Interestingly, some people with PPMS go on to have relapses, and this is referred to as progressive relapsing MS (PRMS).

EDSS, Expanded Disability Status Scale

Rarely, someone may present with worsening neurological function, similar to PPMS, but have a prior history of just one relapse. This is referred to as single-attack progressive MS (SAP), but most MS specialists classify these patients as having SPMS

In summary …

  • Relapsing MS captures all people with MS who are still having relapses, i.e. within the last 2 years, and includes RRMS, RSPMS and PRMS.
  • Non-relapsing progressive MS refers to SPMS and PPMS: these latter two groups should have no history of recent relapses, i.e. in the last 2 years.

To further confuse things, non-relapsing progressive MS used to be referred to as chronic progressive MS (see below). 

Why is this important?

Different DMTs are licensed for different types of MS, and many treatment guidelines specifically state the type of MS for which a particular drug can be used.

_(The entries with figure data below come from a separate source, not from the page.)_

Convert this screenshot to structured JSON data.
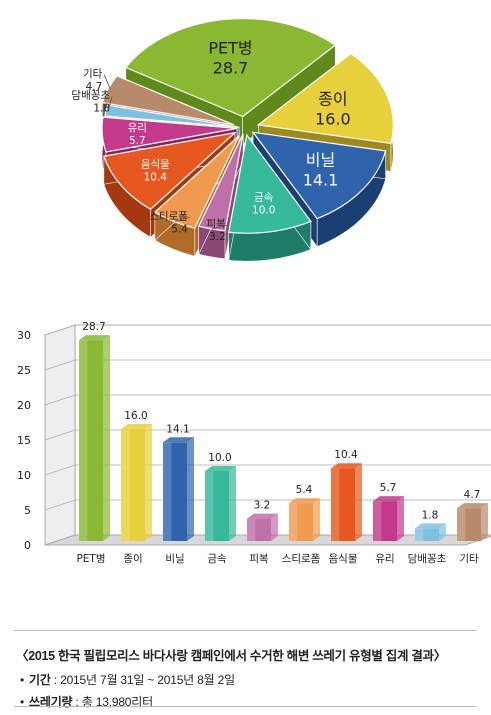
{
  "chart_data": [
    {
      "type": "pie",
      "slices": [
        {
          "label": "PET병",
          "value": 28.7,
          "color": "#8ab833",
          "side": "#5f8a1b"
        },
        {
          "label": "종이",
          "value": 16.0,
          "color": "#e8cf3c",
          "side": "#9c8a1f"
        },
        {
          "label": "비닐",
          "value": 14.1,
          "color": "#2f64ad",
          "side": "#1c3f73"
        },
        {
          "label": "금속",
          "value": 10.0,
          "color": "#36b89b",
          "side": "#1e7d69"
        },
        {
          "label": "피복",
          "value": 3.2,
          "color": "#c070a8",
          "side": "#8a4878"
        },
        {
          "label": "스티로폼",
          "value": 5.4,
          "color": "#ef9a4e",
          "side": "#b06a2a"
        },
        {
          "label": "음식물",
          "value": 10.4,
          "color": "#e65820",
          "side": "#a53810"
        },
        {
          "label": "유리",
          "value": 5.7,
          "color": "#c43a8a",
          "side": "#8a2560"
        },
        {
          "label": "담배꽁초",
          "value": 1.8,
          "color": "#7fbfe0",
          "side": "#4a8ab0"
        },
        {
          "label": "기타",
          "value": 4.7,
          "color": "#b88a6c",
          "side": "#7d5a43"
        }
      ]
    },
    {
      "type": "bar",
      "categories": [
        "PET병",
        "종이",
        "비닐",
        "금속",
        "피복",
        "스티로폼",
        "음식물",
        "유리",
        "담배꽁초",
        "기타"
      ],
      "values": [
        28.7,
        16.0,
        14.1,
        10.0,
        3.2,
        5.4,
        10.4,
        5.7,
        1.8,
        4.7
      ],
      "value_labels": [
        "28.7",
        "16.0",
        "14.1",
        "10.0",
        "3.2",
        "5.4",
        "10.4",
        "5.7",
        "1.8",
        "4.7"
      ],
      "colors": [
        "#8ab833",
        "#e8cf3c",
        "#2f64ad",
        "#36b89b",
        "#c070a8",
        "#ef9a4e",
        "#e65820",
        "#c43a8a",
        "#7fbfe0",
        "#b88a6c"
      ],
      "ylim": [
        0,
        30
      ],
      "yticks": [
        0,
        5,
        10,
        15,
        20,
        25,
        30
      ],
      "grid": true
    }
  ],
  "caption": {
    "title": "〈2015 한국 필립모리스 바다사랑 캠페인에서 수거한 해변 쓰레기 유형별 집계 결과〉",
    "items": [
      {
        "key": "기간",
        "value": " : 2015년 7월 31일 ~ 2015년 8월 2일"
      },
      {
        "key": "쓰레기량",
        "value": " : 총 13,980리터"
      }
    ]
  }
}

Is MS one or more diseases?

In the past, MS was one disease: either you had MS, or you did not. The stages were referred to as early relapsing MS or chronic progressive MS, but MS was still one disease. 

When disease-modifying therapies (DMTs) were developed, MS was split into multiple sub-types. This categorisation was driven by commercial considerations, and it allowed interferon-beta to be licensed in the US under the Orphan Drug Act. The classification of orphan disease in the US requires there to be fewer than 200,000 people with that diagnosis. Dividing MS into RRMS, SPMS, PPMS and later CIS ensured that each category met this criterion. 

Since then, PRMS and radiologically isolated syndrome (RIS) have been added as potential subtypes. These classifications tend to be arbitrary and overlap, but there is no biological basis to support MS being more than one disease. 

Is your MS active or inactive?

From a treatment perspective, it is important to know if your disease is active or inactive. In active MS, there is evidence of ongoing inflammation in the brain and spinal cord. If you are having relapses, are developing new lesions on MRI or have raised neurofilament (NFL) levels in your cerebrospinal fluid (CSF) or blood, your MS is active. 

Active MS responds to anti-inflammatory treatments; inactive MS is less responsive to currently licensed DMTs. 

Criteria for ‘active’ MS accepted by many MS health professionals. CSF, cerebrospinal fluid; NFL, neurofilament light.
*Some neurologists accept 24 months, 36 months or even longer when assessing MRI activity. There is no international consensus on the gap between the baseline and new MRI scan to define active disease.


The term progressive MS refers to the stage of MS when your disability gets worse – independent of relapses, and possibly of focal inflammatory lesions. I say ‘possibly’, because our current MRI scans don’t show new or enlarging microscopic lesions but only those that are larger than ~3–4 mm. NFL measurements in either the CSF or blood have the advantage of being additive and integrating inflammatory activity. In my experience, about one in ten patients classified as ‘inactive’ based on clinical and MRI activity is found to have active MS when CSF NFL levels are analysed. Unfortunately, however, many MS neurologists, regulators and payers do not accept this latest definition of MS disease activity because tests for NFL levels are currently not widely available. 

In conclusion, knowing the type of MS you have and whether your disease is active or inactive will allow you to discuss with your MS specialist the kinds of treatment available to you

References

Giovannoni G, et al. Smouldering multiple sclerosis: the ‘real MS’. Ther Adv Neurol Disord 2022;15:17562864211066751.